Cabillia et Usar VII, outre leur positionnement politique, étaient follement amoureux l’un de l’autre depuis le premier jour. Même si Liala savait que cela était possible, elle doutait de vivre la même chose.

 

Il était tard dans le Palais, et l’Infante était sensée dormir depuis longtemps déjà. Elle se faisait un malin plaisir, alors que tout le monde était couché, de se relever et de rester à rêvasser sur son balcon sur le parc. Elle imaginait parfois qu’un vaisseau allait atterrir là, juste devant sa fenêtre, et qu’un bel inconnu l’emmènerait à tout jamais loin de cette vie et de cette hypocrisie. Quoiqu’il arrive, elle n’aurait toujours qu’un rôle accessoire, voire figuratif à jouer, en temps que femme de la Cour. Jamais elle ne régnerait, donc à quoi bon rester ?

Elle se sentait si seule.

Elle entendit soudainement des bruits de pas dans le parc et tendit l’oreille. A l’instar de tous les membres de la Royauté et d’une bonne partie de la Cour, elle n’avait pas de tekbios. Jamais quelqu’un de son rang n’aurait recours à ce genre de salissure physique, elle se devait d’être pure. Pourtant, parfois elle y pensait avec envie. Cela devait être fascinant de pouvoir espionner quelqu’un de loin, ou encore d’écouter une conversation à travers des murs.

Le bruit venait des agents de la Fédération qui faisaient leur ronde.

 Elle était heureuse de ne pas avoir allumé la lumière de sa chambre. Ainsi elle pouvait les voir sans être vue sur son balcon. Les deux agents étaient accompagnés d’un Boudoc, ces animaux mutés qui étaient capables d’une férocité destructrice à la moindre demande tekbio de leur maître. Leurs six pattes griffues portaient un corps lourd de muscles et une paire d’ailes repliées.
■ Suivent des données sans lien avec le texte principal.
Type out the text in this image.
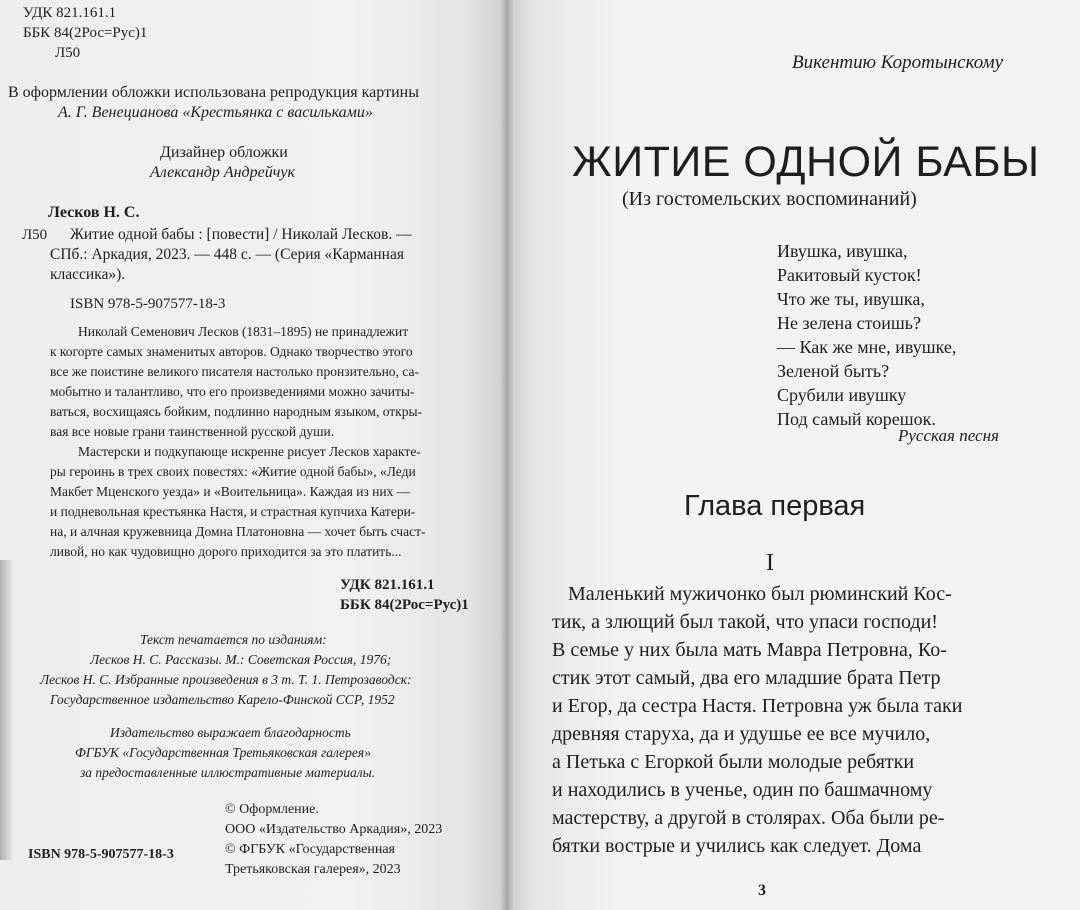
УДК 821.161.1
ББК 84(2Рос=Рус)1
Л50
В оформлении обложки использована репродукция картины
А. Г. Венецианова «Крестьянка с васильками»
Дизайнер обложки
Александр Андрейчук
Лесков Н. С.
Л50 Житие одной бабы : [повести] / Николай Лесков. —
СПб.: Аркадия, 2023. — 448 с. — (Серия «Карманная
классика»).
ISBN 978-5-907577-18-3
Николай Семенович Лесков (1831–1895) не принадлежит
к когорте самых знаменитых авторов. Однако творчество этого
все же поистине великого писателя настолько пронзительно, са-
мобытно и талантливо, что его произведениями можно зачиты-
ваться, восхищаясь бойким, подлинно народным языком, откры-
вая все новые грани таинственной русской души.
Мастерски и подкупающе искренне рисует Лесков характе-
ры героинь в трех своих повестях: «Житие одной бабы», «Леди
Макбет Мценского уезда» и «Воительница». Каждая из них —
и подневольная крестьянка Настя, и страстная купчиха Катери-
на, и алчная кружевница Домна Платоновна — хочет быть счаст-
ливой, но как чудовищно дорого приходится за это платить...
УДК 821.161.1
ББК 84(2Рос=Рус)1
Текст печатается по изданиям:
Лесков Н. С. Рассказы. М.: Советская Россия, 1976;
Лесков Н. С. Избранные произведения в 3 т. Т. 1. Петрозаводск:
Государственное издательство Карело-Финской ССР, 1952
Издательство выражает благодарность
ФГБУК «Государственная Третьяковская галерея»
за предоставленные иллюстративные материалы.
© Оформление.
ООО «Издательство Аркадия», 2023
© ФГБУК «Государственная
Третьяковская галерея», 2023
ISBN 978-5-907577-18-3
Викентию Коротынскому
ЖИТИЕ ОДНОЙ БАБЫ
(Из гостомельских воспоминаний)
Ивушка, ивушка,
Ракитовый кусток!
Что же ты, ивушка,
Не зелена стоишь?
— Как же мне, ивушке,
Зеленой быть?
Срубили ивушку
Под самый корешок.
Русская песня
Глава первая
I
Маленький мужичонко был рюминский Кос-
тик, а злющий был такой, что упаси господи!
В семье у них была мать Мавра Петровна, Ко-
стик этот самый, два его младшие брата Петр
и Егор, да сестра Настя. Петровна уж была таки
древняя старуха, да и удушье ее все мучило,
а Петька с Егоркой были молодые ребятки
и находились в ученье, один по башмачному
мастерству, а другой в столярах. Оба были ре-
бятки вострые и учились как следует. Дома
3
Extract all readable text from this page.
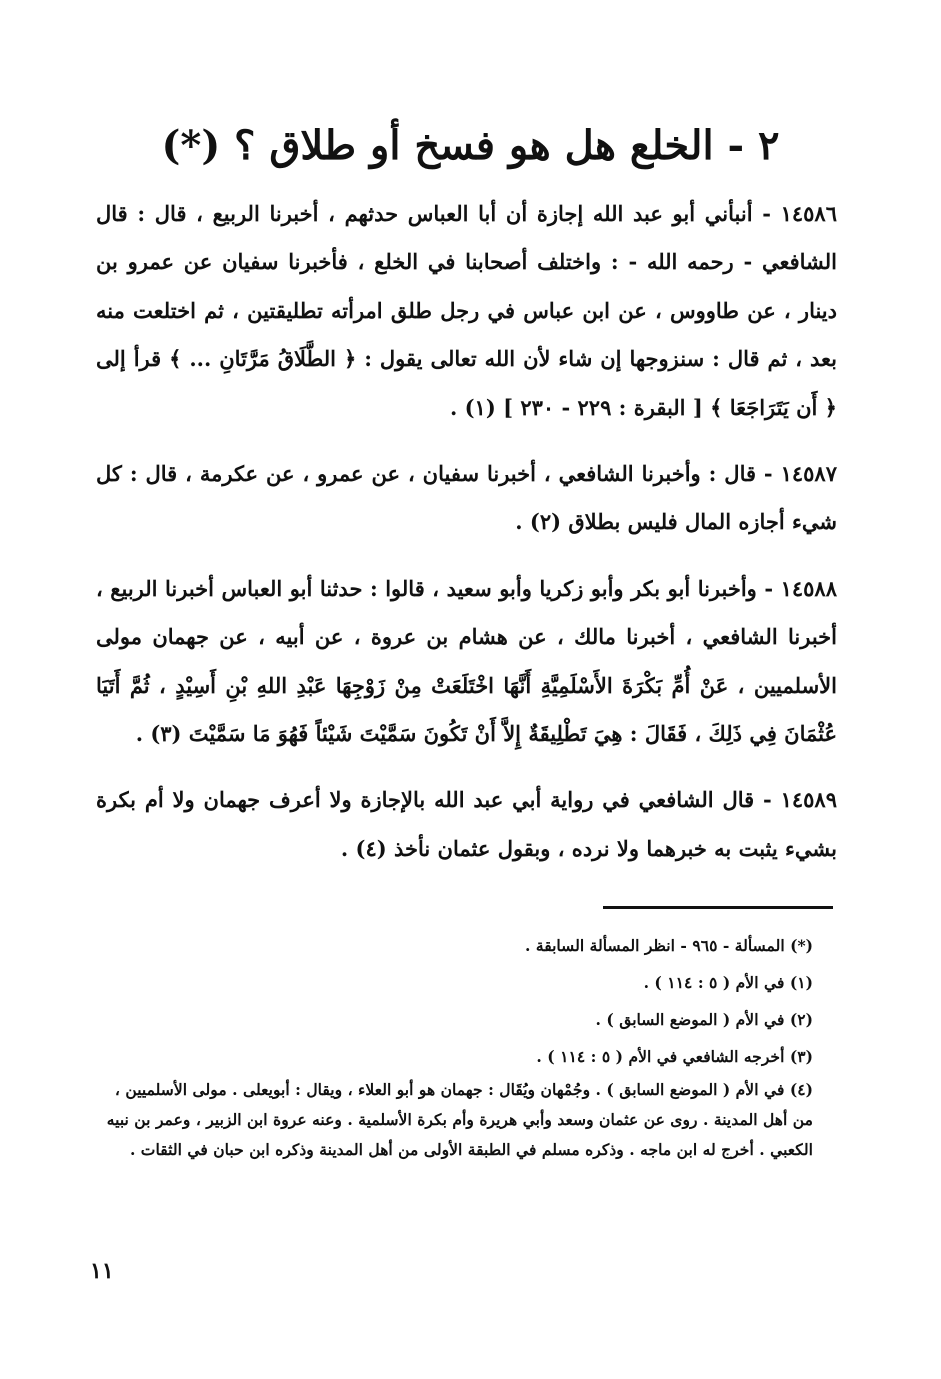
٢ - الخلع هل هو فسخ أو طلاق ؟ (*)

١٤٥٨٦ - أنبأني أبو عبد الله إجازة أن أبا العباس حدثهم ، أخبرنا الربيع ، قال : قال الشافعي - رحمه الله - : واختلف أصحابنا في الخلع ، فأخبرنا سفيان عن عمرو بن دينار ، عن طاووس ، عن ابن عباس في رجل طلق امرأته تطليقتين ، ثم اختلعت منه بعد ، ثم قال : سنزوجها إن شاء لأن الله تعالى يقول : ﴿ الطَّلَاقُ مَرَّتَانِ ... ﴾ قرأ إلى ﴿ أَن يَتَرَاجَعَا ﴾ [ البقرة : ٢٢٩ - ٢٣٠ ] (١) .

١٤٥٨٧ - قال : وأخبرنا الشافعي ، أخبرنا سفيان ، عن عمرو ، عن عكرمة ، قال : كل شيء أجازه المال فليس بطلاق (٢) .

١٤٥٨٨ - وأخبرنا أبو بكر وأبو زكريا وأبو سعيد ، قالوا : حدثنا أبو العباس أخبرنا الربيع ، أخبرنا الشافعي ، أخبرنا مالك ، عن هشام بن عروة ، عن أبيه ، عن جهمان مولى الأسلميين ، عَنْ أُمِّ بَكْرَةَ الأَسْلَمِيَّةِ أَنَّهَا اخْتَلَعَتْ مِنْ زَوْجِهَا عَبْدِ اللهِ بْنِ أَسِيْدٍ ، ثُمَّ أَتَيَا عُثْمَانَ فِي ذَلِكَ ، فَقَالَ : هِيَ تَطْلِيقَةٌ إِلاَّ أَنْ تَكُونَ سَمَّيْتَ شَيْئاً فَهُوَ مَا سَمَّيْتَ (٣) .

١٤٥٨٩ - قال الشافعي في رواية أبي عبد الله بالإجازة ولا أعرف جهمان ولا أم بكرة بشيء يثبت به خبرهما ولا نرده ، وبقول عثمان نأخذ (٤) .

(*) المسألة - ٩٦٥ - انظر المسألة السابقة .

(١) في الأم ( ٥ : ١١٤ ) .

(٢) في الأم ( الموضع السابق ) .

(٣) أخرجه الشافعي في الأم ( ٥ : ١١٤ ) .

(٤) في الأم ( الموضع السابق ) . وجُمْهان ويُقَال : جهمان هو أبو العلاء ، ويقال : أبويعلى . مولى الأسلميين ، من أهل المدينة . روى عن عثمان وسعد وأبي هريرة وأم بكرة الأسلمية . وعنه عروة ابن الزبير ، وعمر بن نبيه الكعبي . أخرج له ابن ماجه . وذكره مسلم في الطبقة الأولى من أهل المدينة وذكره ابن حبان في الثقات .

١١
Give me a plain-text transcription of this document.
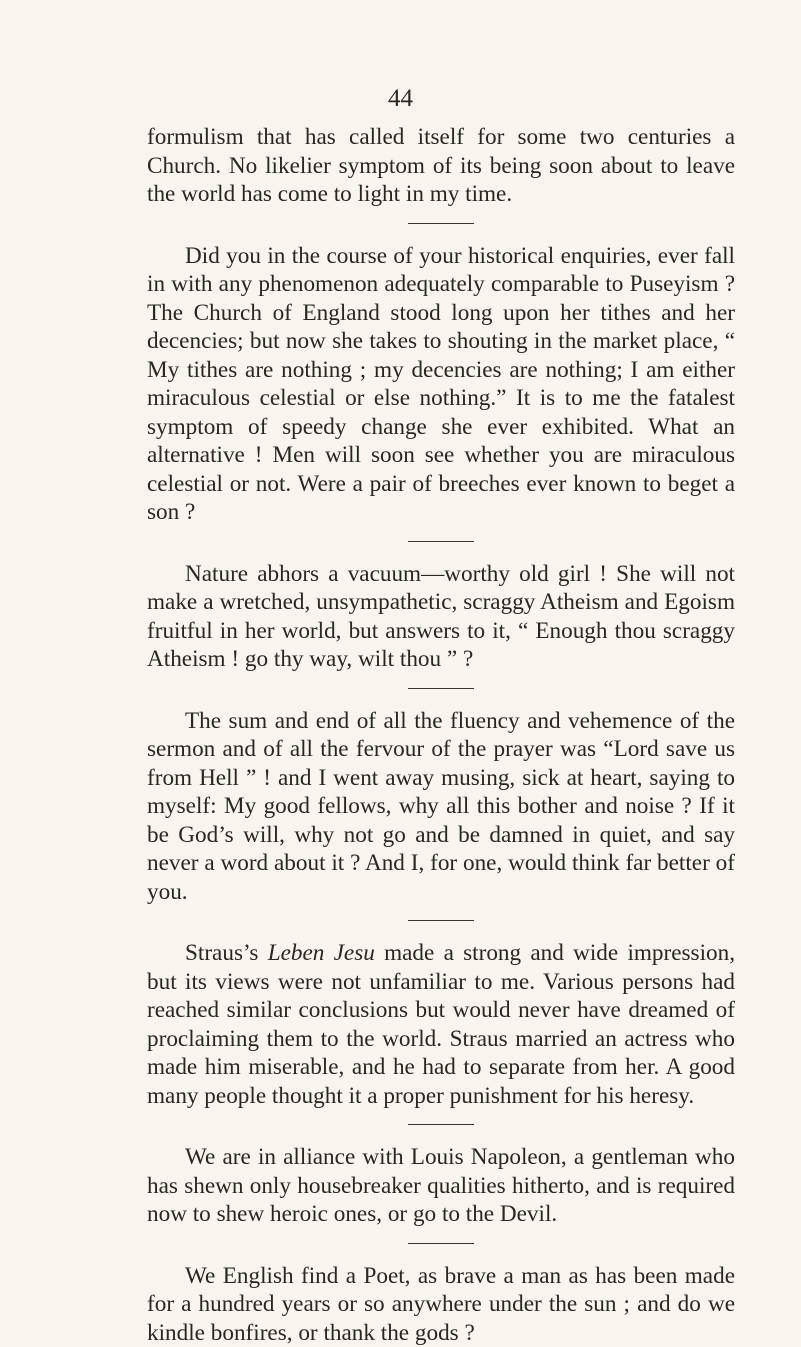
44

formulism that has called itself for some two centuries a Church. No likelier symptom of its being soon about to leave the world has come to light in my time.

Did you in the course of your historical enquiries, ever fall in with any phenomenon adequately comparable to Puseyism ? The Church of England stood long upon her tithes and her decencies; but now she takes to shouting in the market place, “ My tithes are nothing ; my decencies are nothing; I am either miraculous celestial or else nothing.” It is to me the fatalest symptom of speedy change she ever exhibited. What an alternative ! Men will soon see whether you are miraculous celestial or not. Were a pair of breeches ever known to beget a son ?

Nature abhors a vacuum—worthy old girl ! She will not make a wretched, unsympathetic, scraggy Atheism and Egoism fruitful in her world, but answers to it, “ Enough thou scraggy Atheism ! go thy way, wilt thou ” ?

The sum and end of all the fluency and vehemence of the sermon and of all the fervour of the prayer was “Lord save us from Hell ” ! and I went away musing, sick at heart, saying to myself: My good fellows, why all this bother and noise ? If it be God’s will, why not go and be damned in quiet, and say never a word about it ? And I, for one, would think far better of you.

Straus’s Leben Jesu made a strong and wide impression, but its views were not unfamiliar to me. Various persons had reached similar conclusions but would never have dreamed of proclaiming them to the world. Straus married an actress who made him miserable, and he had to separate from her. A good many people thought it a proper punishment for his heresy.

We are in alliance with Louis Napoleon, a gentleman who has shewn only housebreaker qualities hitherto, and is required now to shew heroic ones, or go to the Devil.

We English find a Poet, as brave a man as has been made for a hundred years or so anywhere under the sun ; and do we kindle bonfires, or thank the gods ?
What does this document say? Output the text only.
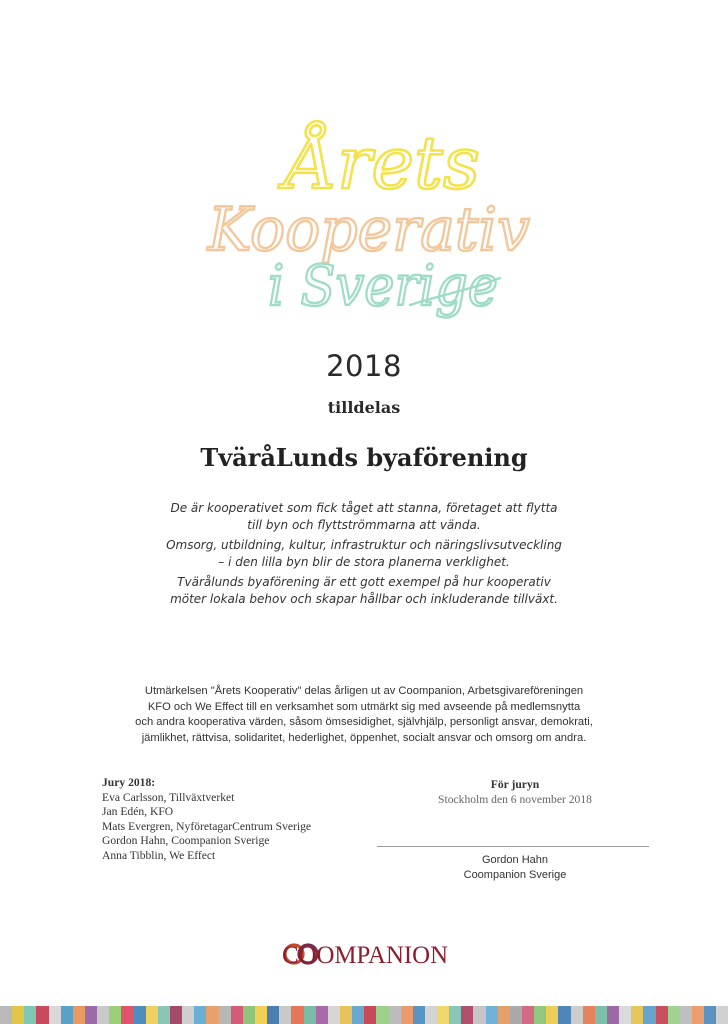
Årets
Kooperativ
i Sverige
2018
tilldelas
TväråLunds byaförening
De är kooperativet som fick tåget att stanna, företaget att flytta
till byn och flyttströmmarna att vända.
Omsorg, utbildning, kultur, infrastruktur och näringslivsutveckling
– i den lilla byn blir de stora planerna verklighet.
Tvärålunds byaförening är ett gott exempel på hur kooperativ
möter lokala behov och skapar hållbar och inkluderande tillväxt.
Utmärkelsen "Årets Kooperativ" delas årligen ut av Coompanion, Arbetsgivareföreningen
KFO och We Effect till en verksamhet som utmärkt sig med avseende på medlemsnytta
och andra kooperativa värden, såsom ömsesidighet, självhjälp, personligt ansvar, demokrati,
jämlikhet, rättvisa, solidaritet, hederlighet, öppenhet, socialt ansvar och omsorg om andra.
Jury 2018:
Eva Carlsson, Tillväxtverket
Jan Edén, KFO
Mats Evergren, NyföretagarCentrum Sverige
Gordon Hahn, Coompanion Sverige
Anna Tibblin, We Effect
För juryn
Stockholm den 6 november 2018
Gordon Hahn
Coompanion Sverige
COOMPANION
Malgré la masse apparente de ces animaux, ils étaient capables d’agir avec une rapidité surprenante. La présence de la ronde ne rassurait même plus Liala. Pourquoi s’inquiéter ?

Depuis l’Expatriation, jamais qui que ce soit n’avait tenté une action contre la Royauté. Ces rondes lui semblaient superflues, et elle les regarda passer sans un bruit et avec condescendance. Arrivés devant son balcon, alors qu’ils se trouvaient à une bonne cinquantaine de mètres dans le Parc, les deux agents s’arrêtèrent et saluèrent en direction de l’Infante.

Elle sursauta.

Evidemment, les tekbios…. Ils devaient être équipés d’implants infra rouge pour les rondes nocturnes. Elle répondit à leur salut et ils continuèrent leur ronde comme si de rien n’était. Elle ne savait pas si ils avaient l’obligation de tout répertorier dans leurs tekbios de mémoire qu’ils transféraient à la centrale de surveillance du Palais et à la Commandanté qui dirigeait la Fédération. Elle imagina la tête que feraient ses parents s’ils apprenaient qu’à minuit, elle ne dormait toujours pas. Elle préféra ne pas trop y réfléchir et aviser en temps voulu. Elle rentra dans sa chambre et ferma la grande fenêtre sans bruit.

 Ses draps étaient souples et soyeux et elle s’endormit profondément en imaginant son visiteur inconnu qui l’embrassait tendrement.